Let me first say that the screen is perfect. It really looks like a writte page, perfectly clear and readable in sunlight. There are a couple of reflections when bright light shines directly on it, but that’s all. When I first held it in my hand I was amazed at how small it is and even more, how incredibly light it is. You can hold it comfortably with one hand and press the next page button with your thumb to read practically anywhere.

It took me a couple of pages to get into it, but I very soon forgot that this was not an actual paper book I was holding. It might have helped that The Name of the Wind is such a great read, but I figure it is just that you need some adjustment time to get used to the feeling of an e-book reader. Then you easy like it or not.

I will keep up with more impressions or remarks as I continue carrying my Kindle around with me, but for now, here are a few early comments on the experience:


  • The delivery was awesomely fast. I expected at least two weeks, and it got here in five days. You pay for customs on checkout so that it gets through quicker. Very smart.
  • It is very comfortable to read with, mostly because it’s so light and you only need one hand to hold it and turn the pages. Which makes it easy to pretty much read anywhere, even standing up in a bus or so.
  • Can’t say much about the battery time, but there’s plenty. I have WiFi on all the time, which is supposed to drain the battery somewhat faster. I have charged it once since I originally got it (and not counting the first time I charged it), but that was mostly precautionary.
  • PDFs work okay. I haven’t tried the convert feature so far, just loaded some PDFs I had on my laptop to check how they looked. The font is usually smaller, but it looks generally okay.
  • Most of all: I love reading on it. I was afraid I wouldn’t, but I do. I hope it’s not just enthusiasm, but given that I read nearly 700 pages in less than a week, I’d say that it’s a pretty neat device to read on.

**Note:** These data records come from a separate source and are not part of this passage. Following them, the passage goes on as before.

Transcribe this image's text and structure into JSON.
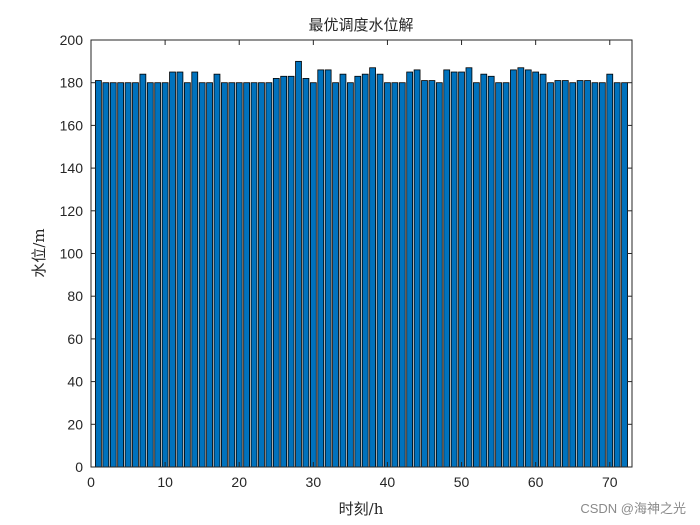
{
  "chart_data": {
    "type": "bar",
    "title": "最优调度水位解",
    "xlabel": "时刻/h",
    "ylabel": "水位/m",
    "xlim": [
      0,
      73
    ],
    "ylim": [
      0,
      200
    ],
    "xticks": [
      0,
      10,
      20,
      30,
      40,
      50,
      60,
      70
    ],
    "yticks": [
      0,
      20,
      40,
      60,
      80,
      100,
      120,
      140,
      160,
      180,
      200
    ],
    "bar_color": "#0072BD",
    "edge_color": "#000000",
    "grid": false,
    "legend": false,
    "x": [
      1,
      2,
      3,
      4,
      5,
      6,
      7,
      8,
      9,
      10,
      11,
      12,
      13,
      14,
      15,
      16,
      17,
      18,
      19,
      20,
      21,
      22,
      23,
      24,
      25,
      26,
      27,
      28,
      29,
      30,
      31,
      32,
      33,
      34,
      35,
      36,
      37,
      38,
      39,
      40,
      41,
      42,
      43,
      44,
      45,
      46,
      47,
      48,
      49,
      50,
      51,
      52,
      53,
      54,
      55,
      56,
      57,
      58,
      59,
      60,
      61,
      62,
      63,
      64,
      65,
      66,
      67,
      68,
      69,
      70,
      71,
      72
    ],
    "values": [
      181,
      180,
      180,
      180,
      180,
      180,
      184,
      180,
      180,
      180,
      185,
      185,
      180,
      185,
      180,
      180,
      184,
      180,
      180,
      180,
      180,
      180,
      180,
      180,
      182,
      183,
      183,
      190,
      182,
      180,
      186,
      186,
      180,
      184,
      180,
      183,
      184,
      187,
      184,
      180,
      180,
      180,
      185,
      186,
      181,
      181,
      180,
      186,
      185,
      185,
      187,
      180,
      184,
      183,
      180,
      180,
      186,
      187,
      186,
      185,
      184,
      180,
      181,
      181,
      180,
      181,
      181,
      180,
      180,
      184,
      180,
      180
    ]
  },
  "watermark": "CSDN @海神之光"
}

The only irk I had and sometimes still have is a usability issue that I think I just need to get used to (and probably already have). I used to press the „next page“ button on the left side to go back a page every now and then. Somehow the feeling of using a real book got mixed with how the buttons are adjusted. But I also realized that I like the fact that I can hold the Kindle with either hand and just keep turning the page, so I think this is really just something that you need to get used to (if you even have that problem to begin with) rather than faulty design.

Now I’d like for more and more books to be released as e-books as well as Amazon rolling out German books for it. I know there are already some available, but I couldn’t find any current books that I would like to read. And now I’d like to snuggle under the covers and continue reading The Passage.